Jamie George foi a inspiração por trás da resposta da Inglaterra ao Haka antes da derrota da Nova Zelândia, mas admitiu que tinha dúvidas sobre o papel de Henry Pollock antes do jogo.
Steve Borthwickos jogadores enfrentaram o Todos negros‘ famosa dança de guerra em ferradura ou formação em V, com o novato Pollock, de 20 anos, lambendo os lábios em antecipação ao que estava por vir.
O técnico vencedor da Copa do Mundo de 2003 da Inglaterra e colunista do Daily Mail Sport, Sir Clive Woodward descreveu as ações da Inglaterra como um ‘teatro brilhante de rugby’ com a selecção nacional a seguir-se com uma excelente exibição colectiva.
Uma vitória convincente por 33-19 em quatro tentativas elevou a invencibilidade da Inglaterra para 10 partidas. Foi o primeiro sucesso em casa sobre os All Blacks desde 2012 e o primeiro desde 2019.

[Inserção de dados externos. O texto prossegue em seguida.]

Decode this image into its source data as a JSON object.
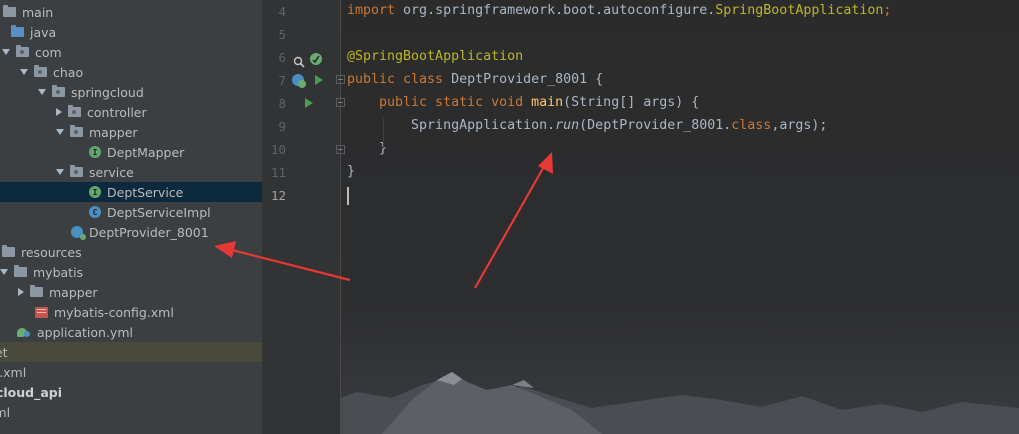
{
  "project_tree": [
    {
      "label": "main",
      "indent": -14,
      "arrow": "none",
      "icon": "folder"
    },
    {
      "label": "java",
      "indent": -6,
      "arrow": "none",
      "icon": "folder-blue"
    },
    {
      "label": "com",
      "indent": 0,
      "arrow": "down",
      "icon": "package"
    },
    {
      "label": "chao",
      "indent": 18,
      "arrow": "down",
      "icon": "package"
    },
    {
      "label": "springcloud",
      "indent": 36,
      "arrow": "down",
      "icon": "package"
    },
    {
      "label": "controller",
      "indent": 54,
      "arrow": "right",
      "icon": "package"
    },
    {
      "label": "mapper",
      "indent": 54,
      "arrow": "down",
      "icon": "package"
    },
    {
      "label": "DeptMapper",
      "indent": 72,
      "arrow": "none",
      "icon": "interface"
    },
    {
      "label": "service",
      "indent": 54,
      "arrow": "down",
      "icon": "package"
    },
    {
      "label": "DeptService",
      "indent": 72,
      "arrow": "none",
      "icon": "interface",
      "selected": true
    },
    {
      "label": "DeptServiceImpl",
      "indent": 72,
      "arrow": "none",
      "icon": "class"
    },
    {
      "label": "DeptProvider_8001",
      "indent": 54,
      "arrow": "none",
      "icon": "boot"
    },
    {
      "label": "resources",
      "indent": -14,
      "arrow": "down",
      "icon": "resources"
    },
    {
      "label": "mybatis",
      "indent": -2,
      "arrow": "down",
      "icon": "folder"
    },
    {
      "label": "mapper",
      "indent": 16,
      "arrow": "right",
      "icon": "folder"
    },
    {
      "label": "mybatis-config.xml",
      "indent": 18,
      "arrow": "none",
      "icon": "xml"
    },
    {
      "label": "application.yml",
      "indent": 0,
      "arrow": "none",
      "icon": "yml"
    },
    {
      "label": "get",
      "indent": -15,
      "arrow": "none",
      "icon": "none",
      "highlight": true
    },
    {
      "label": "m.xml",
      "indent": -15,
      "arrow": "none",
      "icon": "none"
    },
    {
      "label": "gcloud_api",
      "indent": -15,
      "arrow": "none",
      "icon": "none",
      "bold": true
    },
    {
      "label": "yml",
      "indent": -15,
      "arrow": "none",
      "icon": "none"
    }
  ],
  "editor": {
    "line_numbers": [
      "4",
      "5",
      "6",
      "7",
      "8",
      "9",
      "10",
      "11",
      "12"
    ],
    "current_line": "12",
    "lines": [
      [
        {
          "t": "import ",
          "c": "kw"
        },
        {
          "t": "org.springframework.boot.autoconfigure.",
          "c": ""
        },
        {
          "t": "SpringBootApplication",
          "c": "ann"
        },
        {
          "t": ";",
          "c": "kw"
        }
      ],
      [],
      [
        {
          "t": "@SpringBootApplication",
          "c": "ann"
        }
      ],
      [
        {
          "t": "public class ",
          "c": "kw"
        },
        {
          "t": "DeptProvider_8001 {",
          "c": ""
        }
      ],
      [
        {
          "t": "    public static void ",
          "c": "kw"
        },
        {
          "t": "main",
          "c": "fn"
        },
        {
          "t": "(String[] args) {",
          "c": ""
        }
      ],
      [
        {
          "t": "        SpringApplication.",
          "c": ""
        },
        {
          "t": "run",
          "c": "it"
        },
        {
          "t": "(DeptProvider_8001.",
          "c": ""
        },
        {
          "t": "class",
          "c": "kw"
        },
        {
          "t": ",args);",
          "c": ""
        }
      ],
      [
        {
          "t": "    }",
          "c": ""
        }
      ],
      [
        {
          "t": "}",
          "c": ""
        }
      ],
      []
    ]
  },
  "colors": {
    "arrow_annotation": "#e53935",
    "selected_row": "#0d293e"
  }
}
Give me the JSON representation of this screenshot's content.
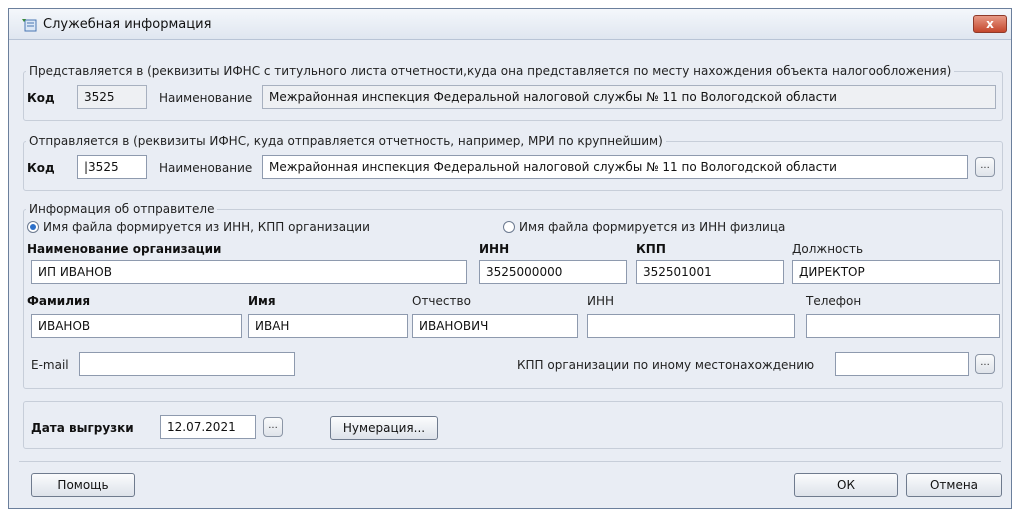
{
  "window": {
    "title": "Служебная информация",
    "close_label": "x"
  },
  "represent": {
    "legend": "Представляется в (реквизиты ИФНС с титульного листа отчетности,куда она представляется по месту нахождения объекта налогообложения)",
    "code_label": "Код",
    "code_value": "3525",
    "name_label": "Наименование",
    "name_value": "Межрайонная инспекция Федеральной налоговой службы № 11 по Вологодской области"
  },
  "sent": {
    "legend": "Отправляется в (реквизиты ИФНС, куда отправляется отчетность, например, МРИ по крупнейшим)",
    "code_label": "Код",
    "code_value": "|3525",
    "name_label": "Наименование",
    "name_value": "Межрайонная инспекция Федеральной налоговой службы № 11 по Вологодской области",
    "browse_label": "..."
  },
  "sender": {
    "legend": "Информация об отправителе",
    "radio_org": "Имя файла формируется из ИНН, КПП организации",
    "radio_person": "Имя файла формируется из ИНН физлица",
    "org_name_label": "Наименование организации",
    "org_name_value": "ИП ИВАНОВ",
    "inn_label": "ИНН",
    "inn_value": "3525000000",
    "kpp_label": "КПП",
    "kpp_value": "352501001",
    "position_label": "Должность",
    "position_value": "ДИРЕКТОР",
    "surname_label": "Фамилия",
    "surname_value": "ИВАНОВ",
    "firstname_label": "Имя",
    "firstname_value": "ИВАН",
    "patronymic_label": "Отчество",
    "patronymic_value": "ИВАНОВИЧ",
    "person_inn_label": "ИНН",
    "person_inn_value": "",
    "phone_label": "Телефон",
    "phone_value": "",
    "email_label": "E-mail",
    "email_value": "",
    "other_kpp_label": "КПП организации по иному местонахождению",
    "other_kpp_value": "",
    "browse_label": "..."
  },
  "export": {
    "date_label": "Дата выгрузки",
    "date_value": "12.07.2021",
    "browse_label": "...",
    "numbering_label": "Нумерация..."
  },
  "footer": {
    "help_label": "Помощь",
    "ok_label": "ОК",
    "cancel_label": "Отмена"
  }
}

“A teoria era que o mais velho estaria de um lado e o mais novo estaria do outro. Então, eu estava de um lado e Henry estava do outro”, disse a prostituta George.

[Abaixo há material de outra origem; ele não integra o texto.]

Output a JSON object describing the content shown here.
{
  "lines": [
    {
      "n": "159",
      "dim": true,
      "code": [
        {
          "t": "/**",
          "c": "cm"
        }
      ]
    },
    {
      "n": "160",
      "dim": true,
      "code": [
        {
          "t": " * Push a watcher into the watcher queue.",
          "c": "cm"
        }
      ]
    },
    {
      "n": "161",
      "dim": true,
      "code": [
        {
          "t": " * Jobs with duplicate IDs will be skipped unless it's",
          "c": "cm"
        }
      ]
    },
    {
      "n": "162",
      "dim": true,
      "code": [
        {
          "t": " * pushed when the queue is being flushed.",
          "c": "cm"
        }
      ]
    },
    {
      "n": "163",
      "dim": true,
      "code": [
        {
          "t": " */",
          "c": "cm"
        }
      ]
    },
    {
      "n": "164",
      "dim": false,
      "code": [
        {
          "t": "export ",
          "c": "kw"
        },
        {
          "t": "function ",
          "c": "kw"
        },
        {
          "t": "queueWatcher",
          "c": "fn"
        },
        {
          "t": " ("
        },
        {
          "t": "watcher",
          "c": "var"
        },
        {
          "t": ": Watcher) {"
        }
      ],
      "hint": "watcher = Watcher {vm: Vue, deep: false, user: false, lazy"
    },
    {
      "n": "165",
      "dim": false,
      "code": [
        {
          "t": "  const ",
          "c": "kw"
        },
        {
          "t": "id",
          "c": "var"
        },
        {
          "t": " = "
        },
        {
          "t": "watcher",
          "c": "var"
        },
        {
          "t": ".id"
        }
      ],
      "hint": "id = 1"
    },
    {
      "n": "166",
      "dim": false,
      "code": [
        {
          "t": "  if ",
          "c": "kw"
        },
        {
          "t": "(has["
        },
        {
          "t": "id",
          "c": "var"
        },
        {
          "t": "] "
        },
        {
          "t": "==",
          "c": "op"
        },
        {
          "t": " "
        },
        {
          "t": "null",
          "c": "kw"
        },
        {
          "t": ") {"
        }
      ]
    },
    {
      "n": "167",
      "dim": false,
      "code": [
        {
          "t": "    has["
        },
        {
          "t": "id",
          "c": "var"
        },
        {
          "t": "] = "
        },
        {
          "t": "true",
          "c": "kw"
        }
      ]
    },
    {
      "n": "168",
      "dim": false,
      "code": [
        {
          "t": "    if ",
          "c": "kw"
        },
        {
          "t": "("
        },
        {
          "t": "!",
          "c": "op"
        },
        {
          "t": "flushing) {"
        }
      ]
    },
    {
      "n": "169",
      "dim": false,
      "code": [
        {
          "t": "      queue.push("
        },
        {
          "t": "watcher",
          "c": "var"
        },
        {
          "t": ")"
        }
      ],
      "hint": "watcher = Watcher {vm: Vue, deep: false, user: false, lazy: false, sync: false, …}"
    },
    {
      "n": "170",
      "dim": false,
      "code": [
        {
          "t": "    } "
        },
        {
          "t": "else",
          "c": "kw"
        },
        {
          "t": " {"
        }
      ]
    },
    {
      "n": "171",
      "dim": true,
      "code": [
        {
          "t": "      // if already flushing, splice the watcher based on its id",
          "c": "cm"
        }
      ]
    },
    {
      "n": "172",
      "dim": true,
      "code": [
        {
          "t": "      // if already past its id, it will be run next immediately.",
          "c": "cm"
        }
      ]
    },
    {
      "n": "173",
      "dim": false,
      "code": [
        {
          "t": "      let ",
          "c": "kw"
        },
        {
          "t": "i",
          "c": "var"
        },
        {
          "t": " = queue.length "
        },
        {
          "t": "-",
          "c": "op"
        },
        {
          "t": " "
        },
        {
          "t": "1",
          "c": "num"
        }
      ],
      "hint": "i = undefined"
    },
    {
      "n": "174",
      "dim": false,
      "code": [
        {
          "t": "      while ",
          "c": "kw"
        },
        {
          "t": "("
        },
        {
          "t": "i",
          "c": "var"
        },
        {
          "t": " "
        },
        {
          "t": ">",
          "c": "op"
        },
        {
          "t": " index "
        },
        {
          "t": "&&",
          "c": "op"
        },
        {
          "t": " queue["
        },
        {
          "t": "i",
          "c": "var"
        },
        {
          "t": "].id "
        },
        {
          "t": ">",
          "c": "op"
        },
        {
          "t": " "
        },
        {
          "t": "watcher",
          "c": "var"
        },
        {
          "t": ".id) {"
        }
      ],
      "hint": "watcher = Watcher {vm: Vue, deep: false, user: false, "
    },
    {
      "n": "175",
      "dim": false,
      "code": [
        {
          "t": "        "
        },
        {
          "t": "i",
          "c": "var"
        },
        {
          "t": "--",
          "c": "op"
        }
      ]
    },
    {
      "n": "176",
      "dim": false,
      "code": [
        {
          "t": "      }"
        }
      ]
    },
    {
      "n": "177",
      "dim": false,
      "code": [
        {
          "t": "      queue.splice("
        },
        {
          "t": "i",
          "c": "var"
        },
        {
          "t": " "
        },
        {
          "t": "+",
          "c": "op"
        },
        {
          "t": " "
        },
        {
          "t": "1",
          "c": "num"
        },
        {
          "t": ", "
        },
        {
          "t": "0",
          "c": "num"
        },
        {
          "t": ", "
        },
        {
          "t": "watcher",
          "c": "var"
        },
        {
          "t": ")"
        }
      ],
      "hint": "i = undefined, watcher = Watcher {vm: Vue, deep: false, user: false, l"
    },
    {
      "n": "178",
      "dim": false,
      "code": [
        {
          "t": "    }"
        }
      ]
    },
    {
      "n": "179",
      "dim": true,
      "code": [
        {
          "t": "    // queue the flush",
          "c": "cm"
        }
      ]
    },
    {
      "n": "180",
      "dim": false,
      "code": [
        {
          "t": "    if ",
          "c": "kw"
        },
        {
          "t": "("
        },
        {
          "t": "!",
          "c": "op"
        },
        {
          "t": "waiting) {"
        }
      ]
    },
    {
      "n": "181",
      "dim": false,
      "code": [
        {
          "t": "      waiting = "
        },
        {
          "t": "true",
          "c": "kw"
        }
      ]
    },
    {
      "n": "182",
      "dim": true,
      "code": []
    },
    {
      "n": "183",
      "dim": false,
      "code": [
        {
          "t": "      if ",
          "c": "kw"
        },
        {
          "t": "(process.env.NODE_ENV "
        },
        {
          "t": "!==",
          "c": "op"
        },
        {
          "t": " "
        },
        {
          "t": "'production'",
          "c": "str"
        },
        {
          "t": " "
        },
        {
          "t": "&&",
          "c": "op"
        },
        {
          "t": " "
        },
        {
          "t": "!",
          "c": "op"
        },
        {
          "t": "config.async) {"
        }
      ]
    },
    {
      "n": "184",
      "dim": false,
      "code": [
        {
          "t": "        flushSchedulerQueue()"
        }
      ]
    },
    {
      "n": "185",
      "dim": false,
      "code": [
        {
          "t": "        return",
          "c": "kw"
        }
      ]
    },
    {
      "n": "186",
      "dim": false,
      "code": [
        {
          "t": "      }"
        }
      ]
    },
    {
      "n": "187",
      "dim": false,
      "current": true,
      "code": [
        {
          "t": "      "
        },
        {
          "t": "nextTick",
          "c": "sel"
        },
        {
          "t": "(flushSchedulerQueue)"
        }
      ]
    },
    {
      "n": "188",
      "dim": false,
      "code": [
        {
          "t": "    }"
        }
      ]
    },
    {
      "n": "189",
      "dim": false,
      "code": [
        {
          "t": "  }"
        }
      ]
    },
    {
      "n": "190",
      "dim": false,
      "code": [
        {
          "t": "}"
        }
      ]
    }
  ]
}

‘Estávamos bastante relutantes em entregá-lo a Henry porque não tínhamos certeza do que ele iria fazer com Maro (Itoje) no meio do V. Queríamos replicar 2019.
Henry Pollock lambeu os lábios enquanto a Nova Zelândia realizava o pré-jogo do Haka no sábado
Os All Blacks passaram pelo ritual icônico e a Inglaterra tentou enfrentá-los
Pollock estava na extrema esquerda da formação em ferradura da Inglaterra, com Jamie George na extrema direita
‘Eu senti que começar em uma linha plana e depois seguir para o V seria muito legal.
‘Uma resposta como essa é ótima, mas apoiá-la com o desempenho que fizemos foi a coisa mais importante.’
O número 10, George Ford, foi o herói da Inglaterra com seus dois gols perdidos no final do primeiro tempo, mantendo os homens de Borthwick em contato no intervalo. A Inglaterra dominou o segundo período, com Sam Underhill, Fraser Dingwall e Tom Roebuck marcando após o gol inaugural de Ollie Lawrence. No geral, a Inglaterra se destacou ao produzir um desempenho e resultados duradouros.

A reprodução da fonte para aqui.